Example of the Danger of Vast Databases of Personal Information
Acxiom, one of the world's largest consumer database companies, was hacked according to this report. What is most interesting is that it was done by someone from inside, and not an external hacker:
Acxiom says a former employee of one of its client companies downloaded financial and personal information while he was still working for the client company.This is exactly the sort of thing that the government keeps saying about the databases it wants to create based on data from multiple companies like Acxiom.
The reporter in this article found one of those helpful security people who downplay the risk of you losing your personal information:
How concerned should you be as a credit card or loan customer? The company and local computer experts say the risk to individuals is actually small.
I'm glad Mr. Nichols thinks the chances and ability to get the data are so low.
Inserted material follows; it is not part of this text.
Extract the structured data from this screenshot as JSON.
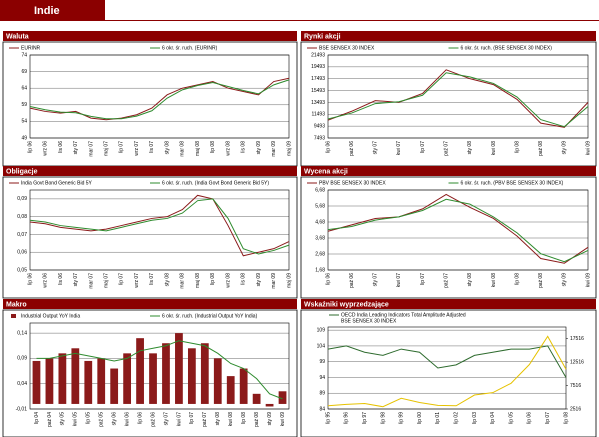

Too bad he ignores the fact that the data was already stolen. What is also not mentioned is that, last time I heard, Acxiom had data on over 150 million US consumers, or more than half the US population. 10% of that total is a lot of data.
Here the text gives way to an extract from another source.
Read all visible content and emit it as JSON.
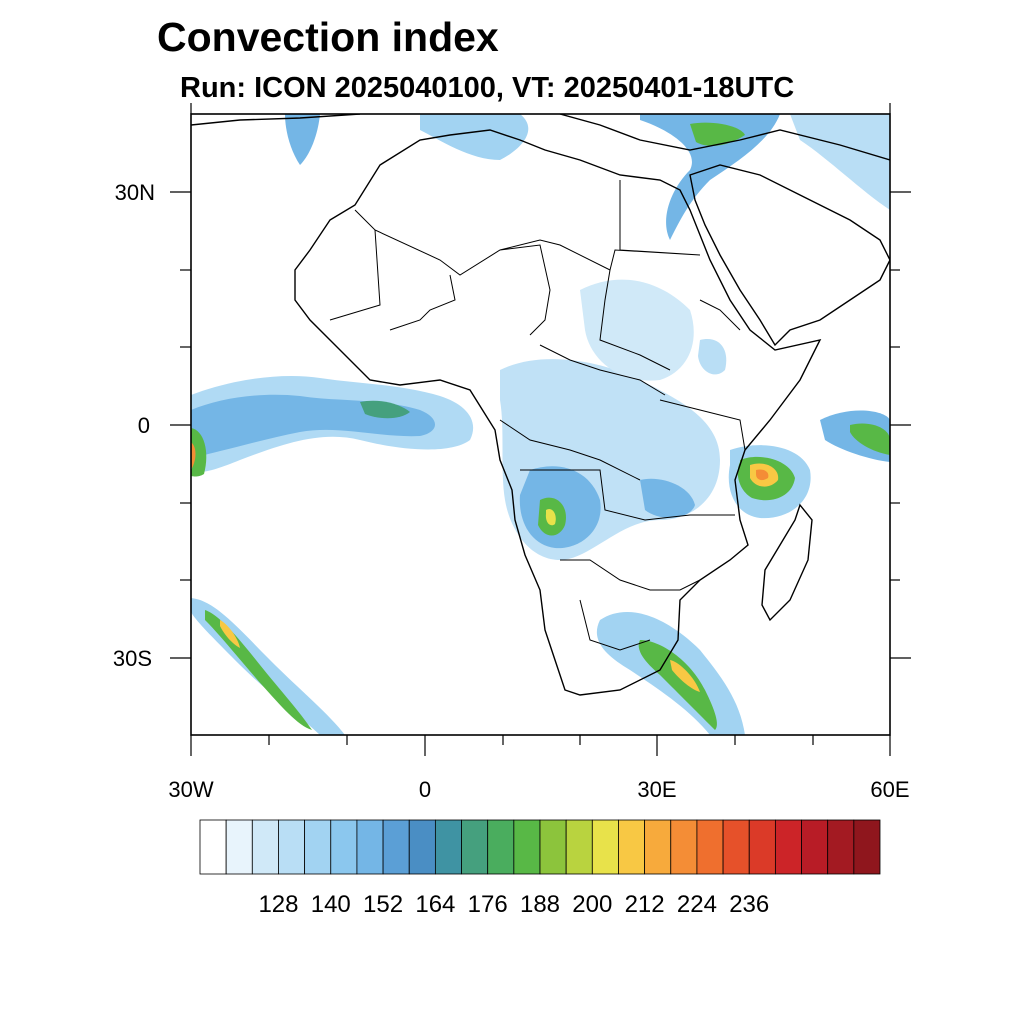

"I'm not worried, because the chances and the ability of someone to steal a password and the percentage of passwords being stolen and the ability to get to this data is much less than,... someone stealing your mail," said Robert Nichols, Computerperson.com.
Fortunately, company has managed to close the barn door:
Acxiom says it's contacted all affected client companies and it's changing all the passwords on the one server computer that was hacked. This will make that estimated 10% of their consumer financial data much safer. I fell better already.